In 2005, the Institute of Medicine released the report “From Cancer Patient to Cancer Survivor: Lost in Transition.”1 This report outlined challenges across the care continuum with a clear focus on survivorship. In this report,1 the importance of better integration between primary and cancer care was indicated as essential to ensure continuity, patient support, and improved quality of life. Seven years later, there remains limited attention to this interface.
Researchers2,3 have identified that problems exist at the interface of cancer care that include unmet patient information needs, psychosocial, and family needs. They describe a lack of communication between providers at transition points4 and a lack of clear responsibilities. Few interventions to promote quality patient outcomes have been described. But there are major research questions to examine at the interface between primary and cancer care:
* Validated metrics of a good interface or good coordinated care are needed.
* Oncology and primary care nurses should be surveyed to attain current and preferred roles in cancer care across the care continuum (surveys have been done of physicians). Who coordinates the care, who makes the referrals, who manages the comorbidities? What is the optimal interface between oncology and primary care nurses in care delivery? How does the environment of care support or impede bidirectional communication among providers and with the patient? We need to test interventions to determine what model produces the best patient-centered outcomes, the best coordinated care. We need to document that coordinated care improves outcomes.
* We need to identify factors that facilitate continued primary care involvement over the cancer care trajectory.
* We need to determine if families prefer that primary care professionals stay involved with cancer care to help with decisions, comorbid conditions, and psychosocial needs.
* Strategies to promote the role of the primary care nurse in managing comorbidities, psychological distress, and behavior changes are needed to achieve patient-centered care.
* How do patient-reported outcomes differ (ie, adverse effects, health-related quality of care, satisfaction, comfort) when there is a coordinated plan of care and communication between primary care nurses and oncology nurses?
Patients identify primary care nurses as important sources of information during cancer care.2,5 Future research must address coordination and integration of care if we are to meet the patients’ needs and achieve patient-centered cancer care. Much work remains to be done.
Barbara A. Given, PhD, RN, FAAN
College of Nursing
Michigan State University
East Lansing, Michigan
1. Hewitt M, Greenfield S, Stovall E, eds. From Cancer Patient to Cancer Survivor: Lost in Transition. Washington, DC: The National Academies Press; 2005.
2. Taplin SH, Clauser S, Rodgers AB, Breslau ES, Rayson D. Interfaces across the cancer continuum offer opportunities to improve the process of care.
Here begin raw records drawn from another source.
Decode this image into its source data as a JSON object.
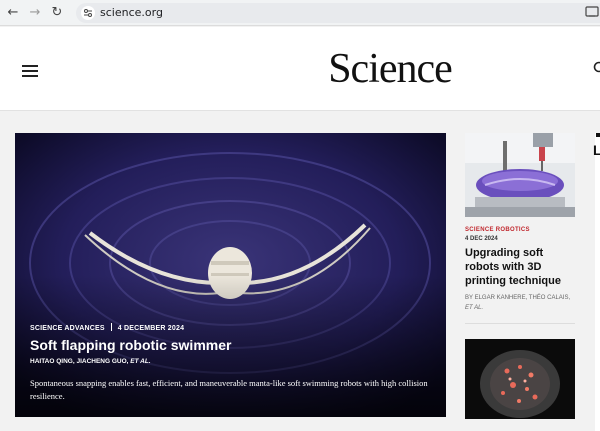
{
  "browser": {
    "url": "science.org",
    "back_icon": "arrow-left-icon",
    "forward_icon": "arrow-right-icon",
    "reload_icon": "reload-icon"
  },
  "header": {
    "logo": "Science",
    "menu_icon": "hamburger-menu-icon",
    "search_icon": "search-icon"
  },
  "hero": {
    "journal": "SCIENCE ADVANCES",
    "date": "4 DECEMBER 2024",
    "title": "Soft flapping robotic swimmer",
    "authors": "HAITAO QING,  JIACHENG GUO,",
    "authors_etal": "ET AL.",
    "description": "Spontaneous snapping enables fast, efficient, and maneuverable manta-like soft swimming robots with high collision resilience."
  },
  "side_article": {
    "journal": "SCIENCE ROBOTICS",
    "date": "4 DEC 2024",
    "title": "Upgrading soft robots with 3D printing technique",
    "authors": "BY ELGAR KANHERE, THÉO CALAIS,",
    "authors_etal": "ET AL."
  },
  "edge": {
    "letter": "L"
  },
  "colors": {
    "kicker": "#c0272d",
    "hero_bg": "#1e1a4f"
  }
}
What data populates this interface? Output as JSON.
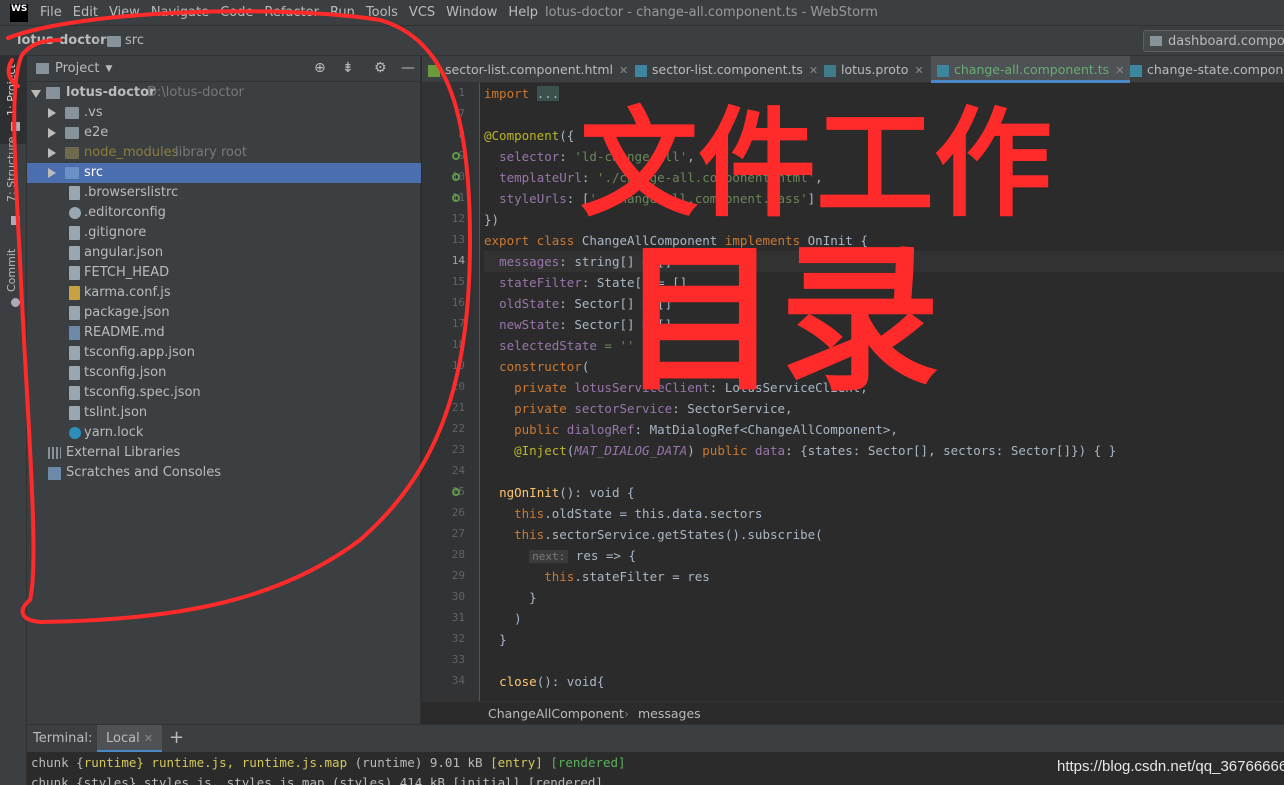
{
  "window": {
    "title": "lotus-doctor - change-all.component.ts - WebStorm",
    "logo": "WS"
  },
  "menu": [
    "File",
    "Edit",
    "View",
    "Navigate",
    "Code",
    "Refactor",
    "Run",
    "Tools",
    "VCS",
    "Window",
    "Help"
  ],
  "nav": {
    "root": "lotus-doctor",
    "folder": "src",
    "run_config": "dashboard.component"
  },
  "toolstrip": {
    "project": "1: Project",
    "structure": "7: Structure",
    "commit": "Commit"
  },
  "project_panel": {
    "title": "Project",
    "tree": [
      {
        "label": "lotus-doctor",
        "hint": "D:\\lotus-doctor"
      },
      {
        "label": ".vs"
      },
      {
        "label": "e2e"
      },
      {
        "label": "node_modules",
        "hint": "library root"
      },
      {
        "label": "src"
      },
      {
        "label": ".browserslistrc"
      },
      {
        "label": ".editorconfig"
      },
      {
        "label": ".gitignore"
      },
      {
        "label": "angular.json"
      },
      {
        "label": "FETCH_HEAD"
      },
      {
        "label": "karma.conf.js"
      },
      {
        "label": "package.json"
      },
      {
        "label": "README.md"
      },
      {
        "label": "tsconfig.app.json"
      },
      {
        "label": "tsconfig.json"
      },
      {
        "label": "tsconfig.spec.json"
      },
      {
        "label": "tslint.json"
      },
      {
        "label": "yarn.lock"
      },
      {
        "label": "External Libraries"
      },
      {
        "label": "Scratches and Consoles"
      }
    ]
  },
  "tabs": [
    {
      "label": "sector-list.component.html"
    },
    {
      "label": "sector-list.component.ts"
    },
    {
      "label": "lotus.proto"
    },
    {
      "label": "change-all.component.ts"
    },
    {
      "label": "change-state.component"
    }
  ],
  "gutter": [
    "1",
    "7",
    "8",
    "9",
    "10",
    "11",
    "12",
    "13",
    "14",
    "15",
    "16",
    "17",
    "18",
    "19",
    "20",
    "21",
    "22",
    "23",
    "24",
    "25",
    "26",
    "27",
    "28",
    "29",
    "30",
    "31",
    "32",
    "33",
    "34"
  ],
  "code": {
    "l1_kw": "import",
    "l1_fold": "...",
    "l8_ann": "@Component",
    "l8_rest": "({",
    "l9_fld": "selector",
    "l9_str": "'ld-change-all'",
    "l10_fld": "templateUrl",
    "l10_str": "'./change-all.component.html'",
    "l11_fld": "styleUrls",
    "l11_str": "'./change-all.component.sass'",
    "l12": "})",
    "l13_kw1": "export class",
    "l13_cls": "ChangeAllComponent",
    "l13_kw2": "implements",
    "l13_rest": "OnInit {",
    "l14_fld": "messages",
    "l14_rest": ": string[] = []",
    "l15_fld": "stateFilter",
    "l15_rest": ": State[] = []",
    "l16_fld": "oldState",
    "l16_rest": ": Sector[] = []",
    "l17_fld": "newState",
    "l17_rest": ": Sector[] = []",
    "l18_fld": "selectedState",
    "l18_rest": " = ''",
    "l19_kw": "constructor",
    "l19_rest": "(",
    "l20_kw": "private",
    "l20_fld": "lotusServiceClient",
    "l20_rest": ": LotusServiceClient,",
    "l21_kw": "private",
    "l21_fld": "sectorService",
    "l21_rest": ": SectorService,",
    "l22_kw": "public",
    "l22_fld": "dialogRef",
    "l22_rest": ": MatDialogRef<ChangeAllComponent>,",
    "l23_ann": "@Inject",
    "l23_arg": "MAT_DIALOG_DATA",
    "l23_kw": "public",
    "l23_fld": "data",
    "l23_rest": ": {states: Sector[], sectors: Sector[]}) { }",
    "l25_fn": "ngOnInit",
    "l25_rest": "(): void {",
    "l26_kw": "this",
    "l26_rest": ".oldState = this.data.sectors",
    "l27_kw": "this",
    "l27_rest": ".sectorService.getStates().subscribe(",
    "l28_hint": "next:",
    "l28_rest": " res => {",
    "l29_kw": "this",
    "l29_rest": ".stateFilter = res",
    "l30": "}",
    "l31": ")",
    "l32": "}",
    "l34_fn": "close",
    "l34_rest": "(): void{"
  },
  "breadcrumb": [
    "ChangeAllComponent",
    "messages"
  ],
  "terminal": {
    "label": "Terminal:",
    "tab": "Local",
    "line1_a": "chunk {",
    "line1_b": "runtime",
    "line1_c": "} runtime.js, runtime.js.map",
    "line1_d": " (runtime) 9.01 kB ",
    "line1_e": "[entry]",
    "line1_f": "[rendered]",
    "line2": "chunk {styles} styles.js, styles.js.map (styles) 414 kB [initial] [rendered]"
  },
  "watermark": "https://blog.csdn.net/qq_36766666",
  "annotation": {
    "text1": "文件工作",
    "text2": "目录",
    "color": "#ff2a2a"
  }
}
J Natl Cancer Inst Monogr. 2010; 2010 (40): 104–110.
3. Sussman J, Baldwin LM. The interface of primary and oncology specialty care: from diagnosis through primary treatment. J Natl Cancer Inst Monogr. 2010; 2010 (40): 18–24.
4. Grunfeld E, Earle CC. The interface between primary and oncology specialty care: treatment through survivorship. J Natl Cancer Inst Monogr. 2010; 2010 (40): 25–30.
5. Sada YH, Street RL Jr, Singh H, Shada RE, Naik AD. Primary care and communication in shared cancer care: a qualitative study. Am J Manag Care. 2011; 17 (4): 259–265.